La conscience est un état et une activité de l'esprit qui signifie étymologiquement « savoir avec ». Un être conscient, c'est un être qui se représente avec lucidité son propre état, mais aussi l'ensemble des objets qui l'entourent. La conscience peut s'opposer : à l'inconscience, c'est-à-dire l'état dans lequel est une personne qui dort ou un individu imprudent, qui néglige les conséquences de ses actes ; à la non-conscience, qui caractérise la plante ou n'importe quel objet inanimé ; à l'inconscient, au sens psychanalytique du terme. Avoir conscience de soi, c'est sentir et savoir que nous sommes les sujets de nos actions comme de nos représentations. Dans quelle mesure l'homme possède-t-il cette capacité à se connaître soi ? Le sujet est-il transparent à lui-même ? Qu'est-ce que la conscience est en mesure de connaître du moi ?

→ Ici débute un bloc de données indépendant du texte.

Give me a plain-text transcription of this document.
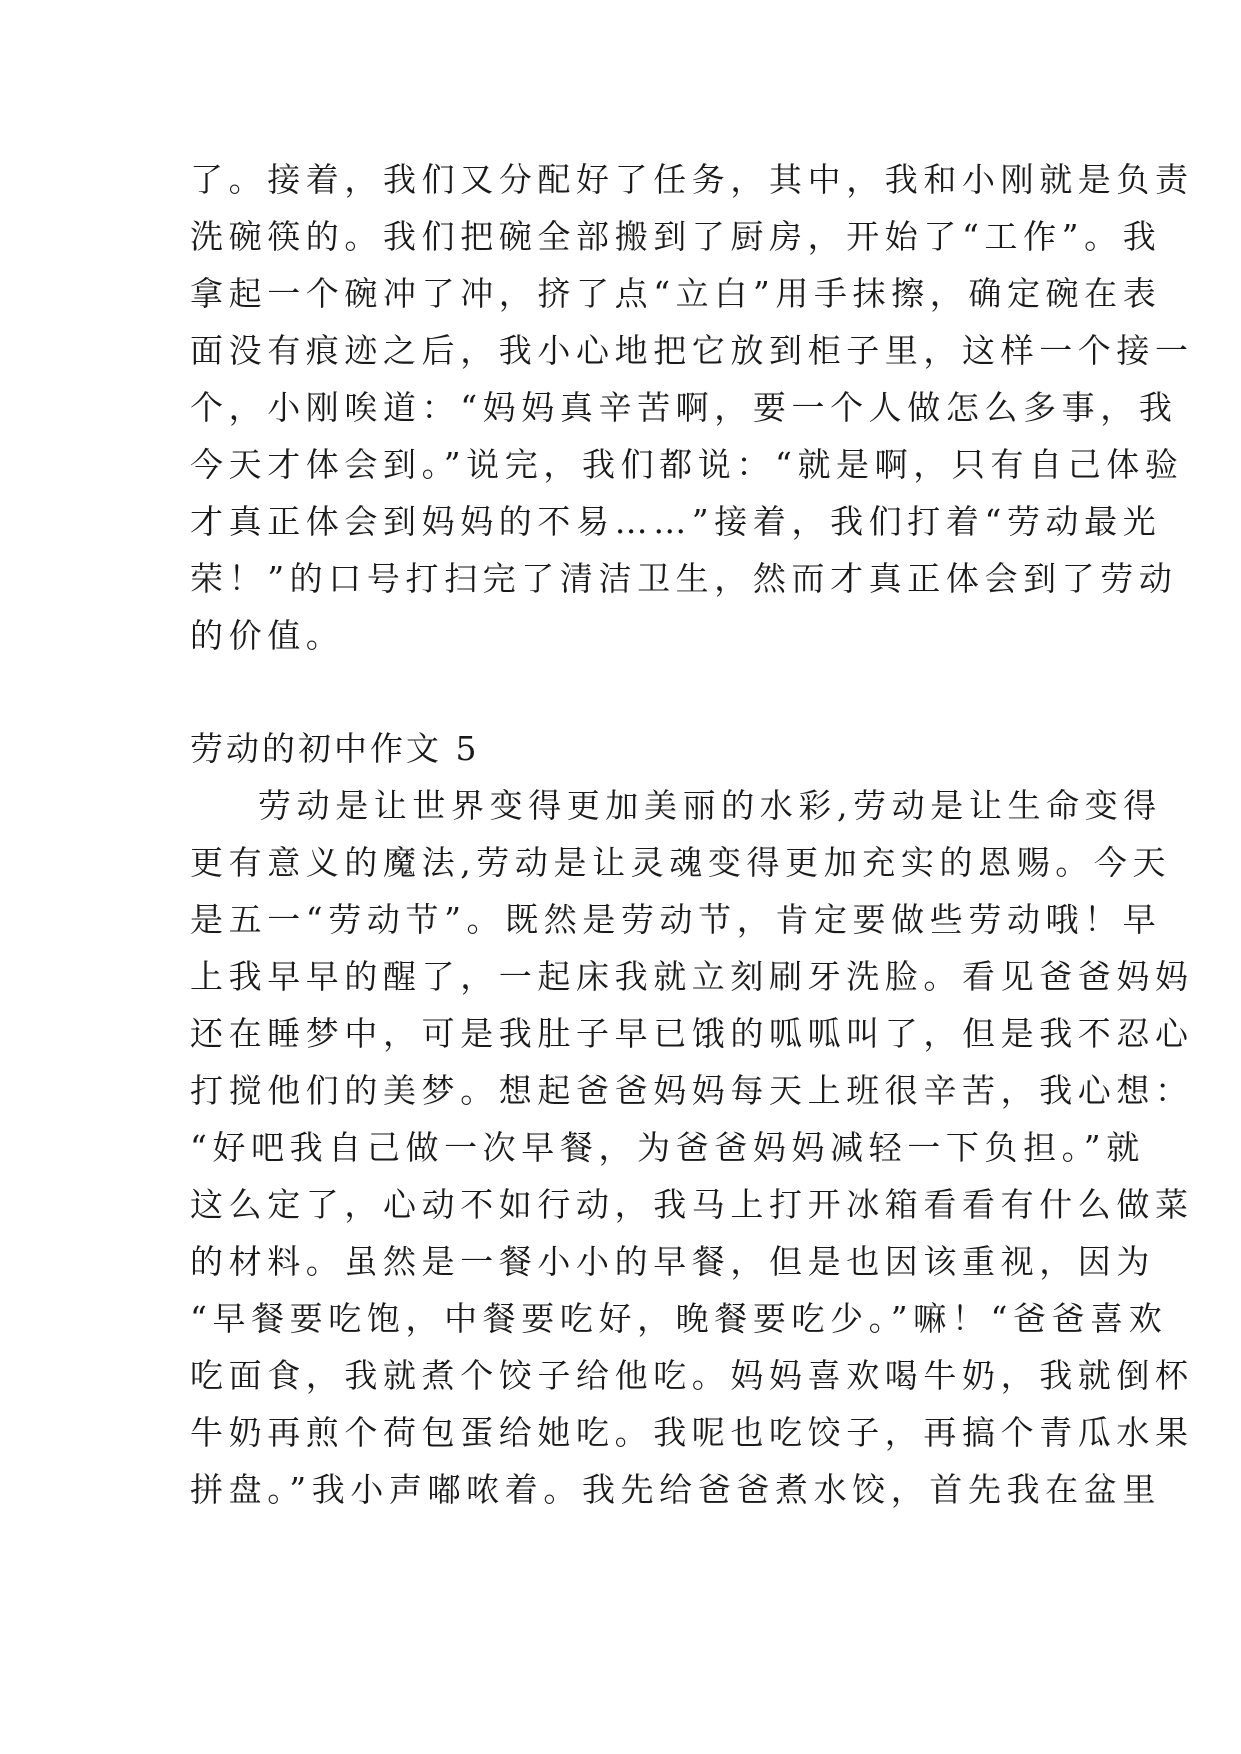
了。接着，我们又分配好了任务，其中，我和小刚就是负责

洗碗筷的。我们把碗全部搬到了厨房，开始了“工作”。我

拿起一个碗冲了冲，挤了点“立白”用手抹擦，确定碗在表

面没有痕迹之后，我小心地把它放到柜子里，这样一个接一

个，小刚唉道：“妈妈真辛苦啊，要一个人做怎么多事，我

今天才体会到。”说完，我们都说：“就是啊，只有自己体验

才真正体会到妈妈的不易……”接着，我们打着“劳动最光

荣！”的口号打扫完了清洁卫生，然而才真正体会到了劳动

的价值。

劳动的初中作文 5

劳动是让世界变得更加美丽的水彩,劳动是让生命变得

更有意义的魔法,劳动是让灵魂变得更加充实的恩赐。今天

是五一“劳动节”。既然是劳动节，肯定要做些劳动哦！早

上我早早的醒了，一起床我就立刻刷牙洗脸。看见爸爸妈妈

还在睡梦中，可是我肚子早已饿的呱呱叫了，但是我不忍心

打搅他们的美梦。想起爸爸妈妈每天上班很辛苦，我心想：

“好吧我自己做一次早餐，为爸爸妈妈减轻一下负担。”就

这么定了，心动不如行动，我马上打开冰箱看看有什么做菜

的材料。虽然是一餐小小的早餐，但是也因该重视，因为

“早餐要吃饱，中餐要吃好，晚餐要吃少。”嘛！“爸爸喜欢

吃面食，我就煮个饺子给他吃。妈妈喜欢喝牛奶，我就倒杯

牛奶再煎个荷包蛋给她吃。我呢也吃饺子，再搞个青瓜水果

拼盘。”我小声嘟哝着。我先给爸爸煮水饺，首先我在盆里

I. La dispersion du moi, première difficulté de la conscience
• Dans son célèbre texte des Pensées intitulé « Qu'est-ce que le moi ? », Pascal cible le problème de la dispersion du sujet dans le temps. Il se demande ce que l'on aime dans une personne quand on l'aime d'un amour véritable, ce qui revient à s'interroger sur ce qu'est la personne que l'on aime. Ce ne peut être le corps, sans quoi l'amour s'effacerait à la suite des ravages de la petite vérole. Ce n'est pas non plus la raison, l'intelligence ou la mémoire de l'individu, car on peut les perdre sans se perdre (on peut par exemple continuer d'aimer son parent qui aurait perdu la raison). « Où est donc ce moi, s'il n'est ni dans le corps ni dans l'âme ? », demande Pascal, qui démontre ainsi que le moi est difficile à cerner. « On n'aime donc jamais personne, mais seulement des qualités empruntées », écrit-il. Cela revient à dire qu'il n'y a rien qui définisse le sujet en propre. Les qualités de l'individu ne font que changer à travers le temps, ce sont des « qualités empruntées », car on les porte pour un temps, puis on s'en défait. Le moi semble ainsi être une illusion, le sujet se disperse et l'on ne voit pas où poser le regard de la conscience pour se connaître.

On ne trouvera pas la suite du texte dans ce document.